Esos deseos, que de ser cumplidos nos causarían una extrema tensión con el entorno, insoportable para la mayoría, son expulsados por nuestra actividad consciente hacia la zona inconsciente de nuestra psiquis, donde quedan guardados bajo siete llaves junto con los episodios desagradables o intimidatorios que hemos vivido, aunque no inactivos sino provocando síntomas de neurosis por mecanismos de compensación que muy bien explica Carl Gustav Jung. Úlceras, contracturas musculares, distrés, ataques de pánico, son solo algunas manifestaciones de desarmonía entre cuerpo y mente.          

Ocurre que para vivir en sociedad interpretamos el rol de personas (máscaras) y es más común de lo que se cree que terminemos creyéndonos el papel que desempeñamos en detrimento de lo que realmente somos. Como pasa con el iceberg, la parte más importante de nosotros está sumergida, no la podemos ver ni entrar en contacto con ella a no ser por los sueños o con psicoterapia, que son una especie de ventana por donde algunos rasgos inconscientes logran filtrarse. Por eso llegar a saber quiénes somos y qué queremos realmente es un proceso penoso que sin embargo resulta imprescindible para liberarnos de las ataduras que nos limitan. 

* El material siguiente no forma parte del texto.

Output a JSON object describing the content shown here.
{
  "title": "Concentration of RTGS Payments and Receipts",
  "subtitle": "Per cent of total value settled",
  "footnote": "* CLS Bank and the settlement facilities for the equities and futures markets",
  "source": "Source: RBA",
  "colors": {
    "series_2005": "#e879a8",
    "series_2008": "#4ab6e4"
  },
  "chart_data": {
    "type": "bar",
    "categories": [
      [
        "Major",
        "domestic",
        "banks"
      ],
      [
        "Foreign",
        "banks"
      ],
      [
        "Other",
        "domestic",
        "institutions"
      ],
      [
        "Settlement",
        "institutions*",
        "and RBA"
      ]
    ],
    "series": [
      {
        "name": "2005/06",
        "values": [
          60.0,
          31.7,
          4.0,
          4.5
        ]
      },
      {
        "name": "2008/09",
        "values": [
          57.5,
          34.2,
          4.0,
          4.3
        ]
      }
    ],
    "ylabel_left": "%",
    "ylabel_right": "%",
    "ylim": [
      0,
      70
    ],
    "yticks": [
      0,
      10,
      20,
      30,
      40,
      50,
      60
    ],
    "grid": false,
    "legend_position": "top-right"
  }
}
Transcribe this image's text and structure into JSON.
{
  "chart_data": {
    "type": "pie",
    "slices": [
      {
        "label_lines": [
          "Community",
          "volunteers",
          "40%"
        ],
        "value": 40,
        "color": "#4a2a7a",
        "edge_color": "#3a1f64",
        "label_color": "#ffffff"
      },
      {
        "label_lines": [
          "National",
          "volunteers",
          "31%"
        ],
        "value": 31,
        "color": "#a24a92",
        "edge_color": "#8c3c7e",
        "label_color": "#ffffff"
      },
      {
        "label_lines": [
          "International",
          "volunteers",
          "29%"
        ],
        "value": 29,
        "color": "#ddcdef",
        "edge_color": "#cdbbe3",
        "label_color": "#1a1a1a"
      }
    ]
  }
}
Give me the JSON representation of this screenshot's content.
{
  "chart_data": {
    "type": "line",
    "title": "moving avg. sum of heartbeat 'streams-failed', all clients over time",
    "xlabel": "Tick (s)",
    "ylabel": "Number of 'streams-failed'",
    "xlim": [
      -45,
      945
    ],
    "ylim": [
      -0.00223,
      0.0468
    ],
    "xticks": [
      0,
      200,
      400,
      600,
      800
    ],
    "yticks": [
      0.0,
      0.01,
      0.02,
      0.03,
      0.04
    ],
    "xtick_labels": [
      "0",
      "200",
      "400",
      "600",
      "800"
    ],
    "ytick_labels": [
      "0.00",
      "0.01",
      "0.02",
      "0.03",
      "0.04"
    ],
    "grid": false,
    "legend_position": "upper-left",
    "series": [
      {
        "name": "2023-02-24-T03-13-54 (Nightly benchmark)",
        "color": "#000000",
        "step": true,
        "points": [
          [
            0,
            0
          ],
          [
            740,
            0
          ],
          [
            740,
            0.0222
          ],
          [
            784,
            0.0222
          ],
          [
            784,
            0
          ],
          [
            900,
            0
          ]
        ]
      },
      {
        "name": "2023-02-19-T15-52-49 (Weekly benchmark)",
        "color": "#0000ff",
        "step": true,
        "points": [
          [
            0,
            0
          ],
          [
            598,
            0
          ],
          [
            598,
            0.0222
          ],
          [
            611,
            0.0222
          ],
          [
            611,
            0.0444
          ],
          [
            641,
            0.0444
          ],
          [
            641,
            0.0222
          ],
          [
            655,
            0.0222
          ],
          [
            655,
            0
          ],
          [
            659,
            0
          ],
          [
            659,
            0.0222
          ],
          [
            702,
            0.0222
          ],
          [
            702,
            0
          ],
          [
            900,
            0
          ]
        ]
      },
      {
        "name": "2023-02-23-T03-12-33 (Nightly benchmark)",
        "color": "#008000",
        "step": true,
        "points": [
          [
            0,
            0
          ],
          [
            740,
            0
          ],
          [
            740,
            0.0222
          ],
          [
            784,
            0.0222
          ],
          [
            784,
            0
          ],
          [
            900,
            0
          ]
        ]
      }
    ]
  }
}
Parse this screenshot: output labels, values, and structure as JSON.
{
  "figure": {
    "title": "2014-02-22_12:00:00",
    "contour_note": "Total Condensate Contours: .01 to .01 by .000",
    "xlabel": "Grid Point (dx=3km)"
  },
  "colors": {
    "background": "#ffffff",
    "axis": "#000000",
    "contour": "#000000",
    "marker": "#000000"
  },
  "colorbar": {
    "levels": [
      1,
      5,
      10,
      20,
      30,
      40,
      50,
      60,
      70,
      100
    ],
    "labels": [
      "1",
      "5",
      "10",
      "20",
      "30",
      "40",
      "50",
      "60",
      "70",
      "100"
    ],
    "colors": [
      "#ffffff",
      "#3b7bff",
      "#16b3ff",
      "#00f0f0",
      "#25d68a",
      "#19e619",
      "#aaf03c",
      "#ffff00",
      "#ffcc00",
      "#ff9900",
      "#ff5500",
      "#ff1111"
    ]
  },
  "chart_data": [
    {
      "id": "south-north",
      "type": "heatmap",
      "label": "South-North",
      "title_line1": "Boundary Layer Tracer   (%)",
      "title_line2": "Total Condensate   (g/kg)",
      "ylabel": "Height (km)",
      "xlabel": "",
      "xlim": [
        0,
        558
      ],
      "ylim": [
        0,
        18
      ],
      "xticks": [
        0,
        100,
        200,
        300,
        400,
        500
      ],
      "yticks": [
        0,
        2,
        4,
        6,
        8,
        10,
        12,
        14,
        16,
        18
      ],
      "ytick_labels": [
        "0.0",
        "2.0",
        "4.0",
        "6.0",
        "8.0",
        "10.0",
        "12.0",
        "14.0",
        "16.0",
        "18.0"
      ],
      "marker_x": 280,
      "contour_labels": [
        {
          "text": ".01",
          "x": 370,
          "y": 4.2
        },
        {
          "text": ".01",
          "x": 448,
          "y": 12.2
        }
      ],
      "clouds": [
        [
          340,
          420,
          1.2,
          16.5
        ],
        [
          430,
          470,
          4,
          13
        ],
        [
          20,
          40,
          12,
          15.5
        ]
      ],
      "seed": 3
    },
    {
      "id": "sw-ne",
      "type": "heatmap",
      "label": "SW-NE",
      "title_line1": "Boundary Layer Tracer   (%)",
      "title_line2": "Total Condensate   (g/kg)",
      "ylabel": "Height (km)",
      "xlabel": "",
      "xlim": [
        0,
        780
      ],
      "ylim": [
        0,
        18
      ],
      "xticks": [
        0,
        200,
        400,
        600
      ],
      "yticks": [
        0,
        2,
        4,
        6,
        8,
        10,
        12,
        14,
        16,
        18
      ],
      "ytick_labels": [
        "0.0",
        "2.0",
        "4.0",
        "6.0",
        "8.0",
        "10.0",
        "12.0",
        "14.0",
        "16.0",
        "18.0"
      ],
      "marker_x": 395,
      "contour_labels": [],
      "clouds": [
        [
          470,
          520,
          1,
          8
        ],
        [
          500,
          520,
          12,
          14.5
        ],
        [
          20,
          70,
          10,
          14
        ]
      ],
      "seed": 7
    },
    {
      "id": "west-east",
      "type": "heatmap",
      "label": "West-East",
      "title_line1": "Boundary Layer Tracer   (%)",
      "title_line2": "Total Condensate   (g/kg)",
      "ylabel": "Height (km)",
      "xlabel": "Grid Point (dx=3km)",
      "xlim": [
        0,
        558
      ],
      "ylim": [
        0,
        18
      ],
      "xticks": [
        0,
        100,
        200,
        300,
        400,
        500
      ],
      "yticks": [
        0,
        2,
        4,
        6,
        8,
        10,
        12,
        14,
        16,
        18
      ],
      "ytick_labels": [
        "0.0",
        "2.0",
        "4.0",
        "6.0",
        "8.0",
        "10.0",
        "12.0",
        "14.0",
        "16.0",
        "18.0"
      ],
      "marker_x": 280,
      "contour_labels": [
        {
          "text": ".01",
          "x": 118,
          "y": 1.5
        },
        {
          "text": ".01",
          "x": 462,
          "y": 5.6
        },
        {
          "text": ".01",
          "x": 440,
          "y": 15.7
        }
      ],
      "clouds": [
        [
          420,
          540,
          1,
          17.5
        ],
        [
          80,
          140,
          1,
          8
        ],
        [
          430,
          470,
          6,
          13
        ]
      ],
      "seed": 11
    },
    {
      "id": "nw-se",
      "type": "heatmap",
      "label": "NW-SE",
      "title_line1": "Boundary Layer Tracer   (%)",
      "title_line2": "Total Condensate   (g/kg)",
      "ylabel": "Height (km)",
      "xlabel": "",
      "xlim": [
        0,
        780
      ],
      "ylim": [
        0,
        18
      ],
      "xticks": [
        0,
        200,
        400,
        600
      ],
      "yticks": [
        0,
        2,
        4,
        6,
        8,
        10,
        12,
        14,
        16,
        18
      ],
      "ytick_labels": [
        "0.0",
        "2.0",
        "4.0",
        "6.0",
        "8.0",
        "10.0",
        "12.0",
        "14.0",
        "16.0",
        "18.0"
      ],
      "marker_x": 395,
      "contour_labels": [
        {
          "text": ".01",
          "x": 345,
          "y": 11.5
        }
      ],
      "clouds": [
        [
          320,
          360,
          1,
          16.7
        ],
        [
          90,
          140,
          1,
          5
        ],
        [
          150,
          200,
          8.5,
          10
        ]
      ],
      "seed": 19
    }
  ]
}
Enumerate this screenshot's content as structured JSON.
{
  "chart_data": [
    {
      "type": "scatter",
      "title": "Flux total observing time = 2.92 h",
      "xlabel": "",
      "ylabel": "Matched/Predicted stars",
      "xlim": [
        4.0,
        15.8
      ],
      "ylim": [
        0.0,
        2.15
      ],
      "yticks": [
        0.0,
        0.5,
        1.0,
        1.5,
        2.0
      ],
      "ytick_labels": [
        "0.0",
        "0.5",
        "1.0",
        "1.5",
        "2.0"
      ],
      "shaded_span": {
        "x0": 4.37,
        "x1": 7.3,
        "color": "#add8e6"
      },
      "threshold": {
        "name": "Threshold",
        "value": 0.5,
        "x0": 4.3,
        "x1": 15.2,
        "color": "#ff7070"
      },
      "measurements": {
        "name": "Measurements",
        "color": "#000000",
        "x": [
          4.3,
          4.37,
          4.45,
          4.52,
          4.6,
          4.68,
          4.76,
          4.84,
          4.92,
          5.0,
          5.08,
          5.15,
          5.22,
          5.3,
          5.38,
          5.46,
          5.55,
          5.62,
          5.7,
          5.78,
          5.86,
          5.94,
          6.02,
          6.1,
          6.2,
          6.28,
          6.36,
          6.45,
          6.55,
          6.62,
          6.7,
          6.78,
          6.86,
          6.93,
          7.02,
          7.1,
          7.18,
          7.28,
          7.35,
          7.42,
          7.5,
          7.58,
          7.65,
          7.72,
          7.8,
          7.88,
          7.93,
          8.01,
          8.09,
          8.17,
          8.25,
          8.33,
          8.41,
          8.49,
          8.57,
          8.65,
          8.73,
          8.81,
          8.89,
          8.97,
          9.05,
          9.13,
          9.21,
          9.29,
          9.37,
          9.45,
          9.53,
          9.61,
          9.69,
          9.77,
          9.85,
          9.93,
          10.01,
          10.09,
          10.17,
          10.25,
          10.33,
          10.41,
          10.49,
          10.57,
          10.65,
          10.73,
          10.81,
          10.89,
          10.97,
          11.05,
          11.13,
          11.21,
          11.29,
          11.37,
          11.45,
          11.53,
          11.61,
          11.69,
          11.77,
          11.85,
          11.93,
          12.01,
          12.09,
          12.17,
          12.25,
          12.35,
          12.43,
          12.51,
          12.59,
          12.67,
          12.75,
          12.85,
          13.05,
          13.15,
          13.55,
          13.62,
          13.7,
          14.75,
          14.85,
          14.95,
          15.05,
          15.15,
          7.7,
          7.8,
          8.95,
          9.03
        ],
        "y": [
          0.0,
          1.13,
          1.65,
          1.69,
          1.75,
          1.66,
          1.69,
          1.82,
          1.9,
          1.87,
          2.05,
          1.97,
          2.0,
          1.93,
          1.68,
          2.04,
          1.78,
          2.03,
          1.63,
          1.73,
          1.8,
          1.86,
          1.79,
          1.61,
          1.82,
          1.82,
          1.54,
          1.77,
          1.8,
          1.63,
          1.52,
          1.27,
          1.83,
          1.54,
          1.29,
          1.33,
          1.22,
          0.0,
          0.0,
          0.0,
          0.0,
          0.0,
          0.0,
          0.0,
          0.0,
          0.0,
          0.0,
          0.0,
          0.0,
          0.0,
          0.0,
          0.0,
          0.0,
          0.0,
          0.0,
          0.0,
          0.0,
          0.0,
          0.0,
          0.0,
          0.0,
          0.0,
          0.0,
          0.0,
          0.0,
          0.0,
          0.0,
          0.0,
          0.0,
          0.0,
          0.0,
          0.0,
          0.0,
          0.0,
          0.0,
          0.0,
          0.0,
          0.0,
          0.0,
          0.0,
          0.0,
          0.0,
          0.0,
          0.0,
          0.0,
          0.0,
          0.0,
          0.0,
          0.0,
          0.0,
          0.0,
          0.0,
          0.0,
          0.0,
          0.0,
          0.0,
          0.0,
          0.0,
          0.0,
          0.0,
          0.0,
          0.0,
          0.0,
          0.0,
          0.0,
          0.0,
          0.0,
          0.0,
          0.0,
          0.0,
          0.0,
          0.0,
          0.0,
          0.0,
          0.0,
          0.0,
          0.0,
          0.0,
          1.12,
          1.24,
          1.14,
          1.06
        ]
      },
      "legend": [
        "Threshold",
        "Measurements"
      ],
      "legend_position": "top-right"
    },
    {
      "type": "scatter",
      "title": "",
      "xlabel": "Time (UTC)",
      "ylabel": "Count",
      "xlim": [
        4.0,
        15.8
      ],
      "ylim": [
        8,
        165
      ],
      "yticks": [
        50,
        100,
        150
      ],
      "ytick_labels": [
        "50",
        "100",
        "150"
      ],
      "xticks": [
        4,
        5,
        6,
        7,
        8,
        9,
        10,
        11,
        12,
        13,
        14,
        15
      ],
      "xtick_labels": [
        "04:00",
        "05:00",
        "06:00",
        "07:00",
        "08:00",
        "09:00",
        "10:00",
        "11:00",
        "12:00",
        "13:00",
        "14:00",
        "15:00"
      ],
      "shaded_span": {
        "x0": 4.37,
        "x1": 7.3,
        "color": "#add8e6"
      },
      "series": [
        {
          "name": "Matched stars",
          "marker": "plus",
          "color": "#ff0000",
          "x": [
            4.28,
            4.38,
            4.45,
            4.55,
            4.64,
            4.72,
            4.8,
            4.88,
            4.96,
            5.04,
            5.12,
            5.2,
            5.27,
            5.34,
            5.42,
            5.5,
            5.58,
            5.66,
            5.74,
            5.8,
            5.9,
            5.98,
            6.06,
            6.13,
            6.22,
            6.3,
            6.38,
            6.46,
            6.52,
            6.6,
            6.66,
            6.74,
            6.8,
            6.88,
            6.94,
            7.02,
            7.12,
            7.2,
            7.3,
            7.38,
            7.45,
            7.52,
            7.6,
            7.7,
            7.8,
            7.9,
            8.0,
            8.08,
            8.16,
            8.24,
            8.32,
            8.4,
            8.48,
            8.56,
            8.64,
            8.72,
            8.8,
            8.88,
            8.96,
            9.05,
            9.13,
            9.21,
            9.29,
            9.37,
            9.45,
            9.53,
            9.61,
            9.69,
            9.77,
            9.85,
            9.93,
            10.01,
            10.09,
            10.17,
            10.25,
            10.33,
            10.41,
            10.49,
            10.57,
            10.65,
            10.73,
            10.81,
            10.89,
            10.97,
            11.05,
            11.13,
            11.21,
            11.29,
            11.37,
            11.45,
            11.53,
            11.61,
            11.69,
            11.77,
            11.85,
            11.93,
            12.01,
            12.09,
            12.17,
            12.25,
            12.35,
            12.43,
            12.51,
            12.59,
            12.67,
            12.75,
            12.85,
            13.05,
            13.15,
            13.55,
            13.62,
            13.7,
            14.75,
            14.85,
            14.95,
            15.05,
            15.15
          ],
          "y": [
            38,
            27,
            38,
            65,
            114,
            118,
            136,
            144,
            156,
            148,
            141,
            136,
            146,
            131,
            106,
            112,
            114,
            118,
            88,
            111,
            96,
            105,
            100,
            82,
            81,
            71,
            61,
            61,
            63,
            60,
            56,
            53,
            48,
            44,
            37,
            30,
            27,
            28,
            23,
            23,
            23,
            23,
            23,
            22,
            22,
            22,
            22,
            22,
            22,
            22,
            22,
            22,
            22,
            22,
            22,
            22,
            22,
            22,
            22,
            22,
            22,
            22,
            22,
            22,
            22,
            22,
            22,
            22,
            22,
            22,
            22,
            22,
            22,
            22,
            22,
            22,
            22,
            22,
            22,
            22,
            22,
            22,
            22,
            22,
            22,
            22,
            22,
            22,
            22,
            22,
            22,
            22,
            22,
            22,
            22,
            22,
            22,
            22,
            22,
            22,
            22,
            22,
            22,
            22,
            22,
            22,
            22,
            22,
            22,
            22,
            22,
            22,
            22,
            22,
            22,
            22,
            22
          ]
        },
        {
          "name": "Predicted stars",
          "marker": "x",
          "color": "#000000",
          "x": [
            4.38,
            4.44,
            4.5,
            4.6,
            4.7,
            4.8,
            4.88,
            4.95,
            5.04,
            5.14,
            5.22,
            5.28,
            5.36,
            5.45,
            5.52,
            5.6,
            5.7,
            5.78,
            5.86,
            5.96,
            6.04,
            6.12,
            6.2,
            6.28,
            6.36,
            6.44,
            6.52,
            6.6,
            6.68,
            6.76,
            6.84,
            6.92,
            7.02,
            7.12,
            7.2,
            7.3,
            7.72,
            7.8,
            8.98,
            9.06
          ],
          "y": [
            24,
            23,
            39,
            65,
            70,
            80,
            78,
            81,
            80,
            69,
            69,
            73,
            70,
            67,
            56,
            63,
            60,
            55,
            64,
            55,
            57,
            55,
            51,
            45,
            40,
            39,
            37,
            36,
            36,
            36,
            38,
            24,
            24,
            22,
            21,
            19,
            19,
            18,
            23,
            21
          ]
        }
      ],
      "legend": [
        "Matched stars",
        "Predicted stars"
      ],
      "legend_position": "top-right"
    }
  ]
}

No se es menos hombre por lavar platos, comprar frutas o verduras, o cambiar pañales, y no se es más o menos mujer por haber engendrado hijos o no. De lo contrario, todas las mujeres que a corta edad por una causa o por otra hubieran perdido la capacidad de procrear serían menos mujeres y solo les cabría el suicidio, y claramente no es así porque donde hay vida hay esperanza y se puede barajar y dar de nuevo.  

Lo importante es que la decisión de engendrar un hijo o adoptarlo sea tomada a conciencia, desobedeciendo mandatos o presiones, a equidistancia del machismo y del feminismo, y haciéndose las preguntas de rigor: ¿deseo realmente tener un hijo? ¿Para qué quiero tener un hijo? ¿Estaré a la altura de la responsabilidad y la dedicación que implica tener un hijo? 
Sea por sí o por no, lo que cuenta es dejar en claro que lo “normal” es lo que hace la mayoría, y eso no es sinónimo de bueno ni de malo. Si lo normal es “tener” hijos, la excepción confirma la regla, y por lo tanto no tener hijos está más que justificado.

Quiero terminar esta perorata refiriéndome a los llamados días “D”, que han proliferado como yuyos en el campo, y se relacionan con el tema de este texto en cuanto existen el día de la madre, el día del padre y el día del niño.

Mi utopía es que esos días comerciales, que se establecen con el claro propósito de incentivar el consumo, se deroguen y en su lugar se instaure el día del ser humano. Mis razones son humanitarias. Pensemos en cómo podría sentirse, qué podría festejar un niño huérfano el día del padre o el día de la madre, y cuál sería nuestro sentimiento el día del niño si hubiésemos perdido a nuestro hijo en un accidente o por enfermedad.

Mi utopía no es realista, porque ninguna utopía lo es por definición, pero de utopías también se vive.